C'est cela qui me pose problème. Derrière des arguments faciles et dévoyés, se cache la désinformation et la manipulation. A entendre les manifestants, leurs leaders, les dirigeants des organisations syndicales, les responsables du parti socialiste, il n'y aurait aucun problème sur les retraites. Or, cela fait des années qu'il aurait fallu prendre des décisions courageuses en la matière, en relevant cet âge de départ en retraite, en mettant fin à cette aberration qui veut que des salariés de 50 ans à peine ne rêvent plus que d'une chose : leur futur départ en retraite, ce qui gèle leur carrière, leur envie de travailler, leur capacité à évoluer professionnellement ... si tenter que leurs employeurs leur en laissaient la possibilité.


A entendre les manifestants, leurs leaders, les dirigeants des organisations syndicales, les responsables du parti socialiste, il n'y aurait aucun problème de financement des retraites ? Tout serait inventé par le gouvernement ? Evidemment, il peut paraître difficile de croire ce gouvernement et ce président, amis des plus riches de nos concitoyens ou de ceux exilés en Suisse ou ailleurs, dont toutes les décisions politiques semblent uniquement être prises en la faveur de ces derniers ... Comment les croire lorsqu'ils disent que cette réforme est nécessaire, que les efforts sont partagés ? Comment les croire lorsque le ministre chargé de défendre ce projet est Eric Woerth, sur la probité duquel je ne m'avancerais pas ... mais qui est connu pour avoir la légion d'honneur facile pour les puissants et les généreux donateurs de l'UMP et de son propre parti personnel ...


Ce qui pose néanmoins problème, c'est de faire cependant croire qu'il n'y a pas de problème en matière de retraite. Il y a urgence à prendre des décisions de rééquilibrage des régimes de retraite obligatoires. Pour régler ce problème, à défaut de relever l'âge de départ en retraite, il suffirait peut-être au gouvernement d'imposer aux organismes paritaires chargés de la gestion des régimes de retraites (régime général de la CNAV, caisses ARRCO et AGIRC, Ircantec) de ne jamais déroger à la règle de l'équilibre ... c'est-à-dire de leur imposer au minimum de couvrir les retraites versées avec les cotisations perçues une année durant ... De telle sorte, ces régimes de retraites se verraient imposer de diminuer les retraites versées au niveau des cotisations perçues ... ou d'augmenter les cotisations perçues ... Mais ce serait des décisions paritaires à prendre ... particulièrement impopulaires ... mais que les syndicats auraient rendu obligatoires par leur intransigeance dans le mouvement des retraites ... Trop simple de toujours dire NON à tout sans en payer les conséquences ... car on verrait alors les retraités (et les mêmes syndicats ?) descendre dans les rues pour contester la baisse de leur retraite.

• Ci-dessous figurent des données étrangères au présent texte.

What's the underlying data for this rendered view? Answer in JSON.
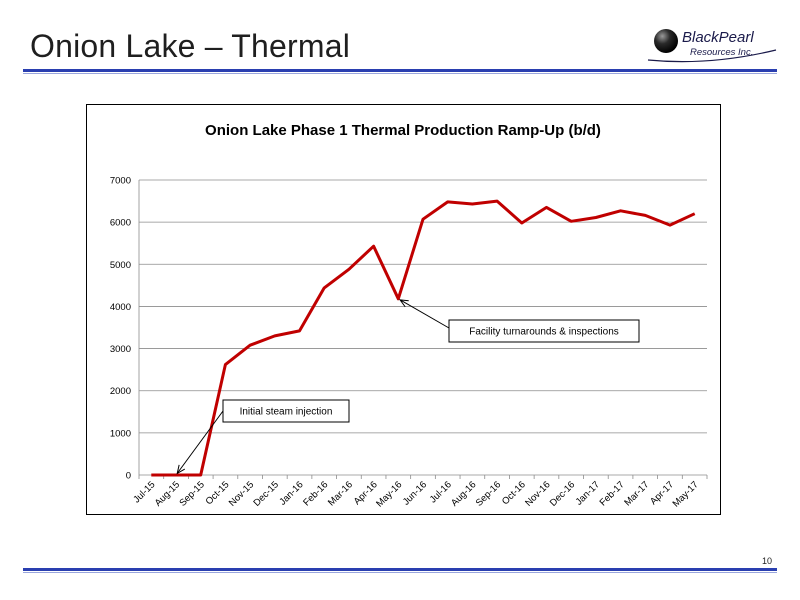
{
  "slide": {
    "title": "Onion Lake – Thermal",
    "page_number": "10",
    "accent_color": "#2a3fb0"
  },
  "logo": {
    "line1": "BlackPearl",
    "line2": "Resources Inc."
  },
  "chart_data": {
    "type": "line",
    "title": "Onion Lake Phase 1 Thermal Production Ramp-Up (b/d)",
    "xlabel": "",
    "ylabel": "",
    "ylim": [
      0,
      7000
    ],
    "yticks": [
      0,
      1000,
      2000,
      3000,
      4000,
      5000,
      6000,
      7000
    ],
    "grid": true,
    "line_color": "#c00000",
    "categories": [
      "Jul-15",
      "Aug-15",
      "Sep-15",
      "Oct-15",
      "Nov-15",
      "Dec-15",
      "Jan-16",
      "Feb-16",
      "Mar-16",
      "Apr-16",
      "May-16",
      "Jun-16",
      "Jul-16",
      "Aug-16",
      "Sep-16",
      "Oct-16",
      "Nov-16",
      "Dec-16",
      "Jan-17",
      "Feb-17",
      "Mar-17",
      "Apr-17",
      "May-17"
    ],
    "values": [
      0,
      0,
      0,
      2620,
      3080,
      3300,
      3420,
      4440,
      4880,
      5430,
      4180,
      6070,
      6480,
      6430,
      6500,
      5980,
      6350,
      6020,
      6110,
      6270,
      6160,
      5930,
      6200
    ],
    "annotations": [
      {
        "text": "Initial steam injection",
        "point_index": 1,
        "point_value": 0
      },
      {
        "text": "Facility turnarounds & inspections",
        "point_index": 10,
        "point_value": 4180
      }
    ]
  }
}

Car c'est ce qui arrivera de toute façon par la suite. Si on ne touche pas à la durée de cotisation ou à l'âge de départ en retraite, il faudra bien au final agir sur le montant des retraites, soit pour tous les retraités d'une manière assez insensible (une baisse de quelques pourcents ou une absence de revalorisation pendant quelques années), soit seulement pour les nouveaux (ou les futurs) retraités, et dans ce cas d'une manière drastique, ce qui imposera alors une très forte baisse des pensions de retraite pour ces mêmes jeunes qui s'alarment déjà de partir tardivement, et qui ne toucheront alors que des sommes dérisoires, s'ils touchent un jour quelque chose ...

 

De l'imbécilité des manifestants d'aujourd'hui dans ce conflit social, manipulés mais heureux de l'être, qui croient combattre pour leur avenir et celui de leurs enfants, mais qui creusent en fait leur propre tombe ... ou du moins celui de notre régime de retraite ... Evidemment, ils appellent le gouvernement à ouvrir des négociations avec les partenaires sociaux ; négociations que ces mêmes organisations syndicales salariales ont pourtant refusé d'ouvrir ces derniers mois, privilégiant le conflit social pour faire plier le gouvernement, quitte à ne pas pouvoir influer sur les propositions du gouvernement ... Choix idiot, qui eusse pu être payant en cas de victoire, et qui ne leur sera même pas imputer par leur base en cas d'erreur ...

 


Réflexion onze (16 octobre 2010)
Le retrait, mais après ...


Il y a de bons et de mauvais arguments d'un côté et de l'autre des parties dans ce débat.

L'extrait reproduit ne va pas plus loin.